Friday, September 14, 2012

Jingga Di Ujung Senja

Aku masih ingat betul, setahun yang lalu di ujung Jembatan Ampera yang menghubungkan Seberang Ulu dan Seberang Ilir ini pertama kali aku bertemu denganmu, tepat saat langit berwarna jingga di ujung senja yang sebentar lagi akan terkalahkan oleh malam.

    Kau datang dengan sejuta pesonamu
    Kau buatku terpaku saat kau tersenyum
    Sesaat waktu berhenti saat kau langkahkan kaki
    You’re the beauty
    Beauty is you — (Abdul and The Coffee Theory)
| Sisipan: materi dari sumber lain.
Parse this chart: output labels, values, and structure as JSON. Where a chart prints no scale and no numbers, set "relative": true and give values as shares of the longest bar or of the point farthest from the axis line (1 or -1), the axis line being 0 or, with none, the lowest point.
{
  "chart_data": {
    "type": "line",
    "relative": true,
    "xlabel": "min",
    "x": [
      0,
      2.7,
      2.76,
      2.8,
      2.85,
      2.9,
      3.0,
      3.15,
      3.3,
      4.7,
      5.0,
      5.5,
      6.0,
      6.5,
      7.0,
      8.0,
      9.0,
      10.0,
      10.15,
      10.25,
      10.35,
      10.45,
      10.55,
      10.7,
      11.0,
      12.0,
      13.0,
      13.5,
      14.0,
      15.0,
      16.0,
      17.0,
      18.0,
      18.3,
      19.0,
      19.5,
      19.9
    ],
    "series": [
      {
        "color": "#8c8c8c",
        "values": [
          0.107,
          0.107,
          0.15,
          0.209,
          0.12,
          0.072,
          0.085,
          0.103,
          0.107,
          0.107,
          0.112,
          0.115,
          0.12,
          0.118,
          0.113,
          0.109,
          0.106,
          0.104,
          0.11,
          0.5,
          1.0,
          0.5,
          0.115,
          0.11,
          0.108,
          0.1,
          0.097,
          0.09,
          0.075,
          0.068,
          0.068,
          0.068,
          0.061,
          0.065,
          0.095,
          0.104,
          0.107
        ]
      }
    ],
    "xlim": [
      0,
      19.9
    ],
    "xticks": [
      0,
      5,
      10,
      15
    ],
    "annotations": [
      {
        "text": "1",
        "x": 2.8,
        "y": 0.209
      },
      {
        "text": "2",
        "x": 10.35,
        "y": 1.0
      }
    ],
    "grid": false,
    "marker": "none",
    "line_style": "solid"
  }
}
Saat itu kamu melintas masih dengan seragam kerjamu. Lalu berhenti tepat di sampingku, karena kita berdua memiliki hobi yang sama: menikmati senja jingga di atas hamparan sungai Musi yang memantulkan sinar mentari yang hampir tenggelam.
Aku berusaha sepenuh jiwa untuk mengusir raguku yang ingin menyapa dan sekadar berkenalan denganmu. Entah, akhirnya dari mana kekuatan itu muncul dan kata-kata yang sebelumnya belum pernah terpikirkan oleh otakku pun meluncur begitu saja dari mulutku. Pun juga denganmu.
Kita menjalin cinta tanpa istilah jadian. Semua mengalir begitu saja seiring berjalannya waktu.

    Ku cinta kau saat ini
    Lebih dari hari yang kemarin
    Dan akan kuberikan lebih dan lebih
    Sampai akhir hayat nanti — (Abdul and The Coffee Theory)
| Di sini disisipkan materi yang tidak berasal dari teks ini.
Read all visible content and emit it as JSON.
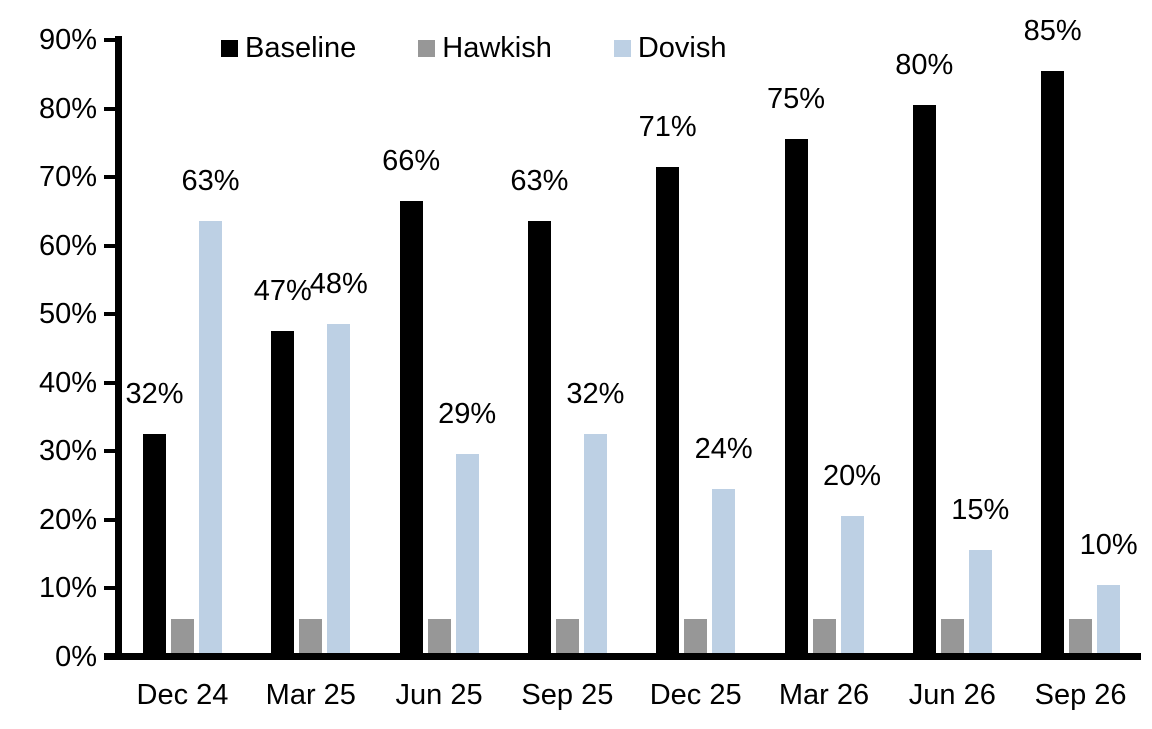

Begitulah kata-kata yang selalu aku, kamu, dan kita selalu ucapkan untuk saling menguatkan, yang membuatku selalu nyaman saat bersamamu dan berjanji akan segera melamarmu.
Dan aku masih sangat ingat sebulan yang lalu. Orang tuamu menolak lamaranku, pun juga orang tuaku yang tidak menyetujui hubungan kita. Hubungan cinta kita terombang-ambing, menyisakan pilihan yang berat. Kita hanya berpegang pada ranting rapuh, sedang badai terus datang menghantam kita. Terlebih saat orang tuamu sudah menjodohkanmu dengan lelaki yang sesuai dengan kriteria yang ditentukan orang tuamu. Mereka tidak akan mengakuimu sebagai anak jika kamu menolak menikahi lelaki itu.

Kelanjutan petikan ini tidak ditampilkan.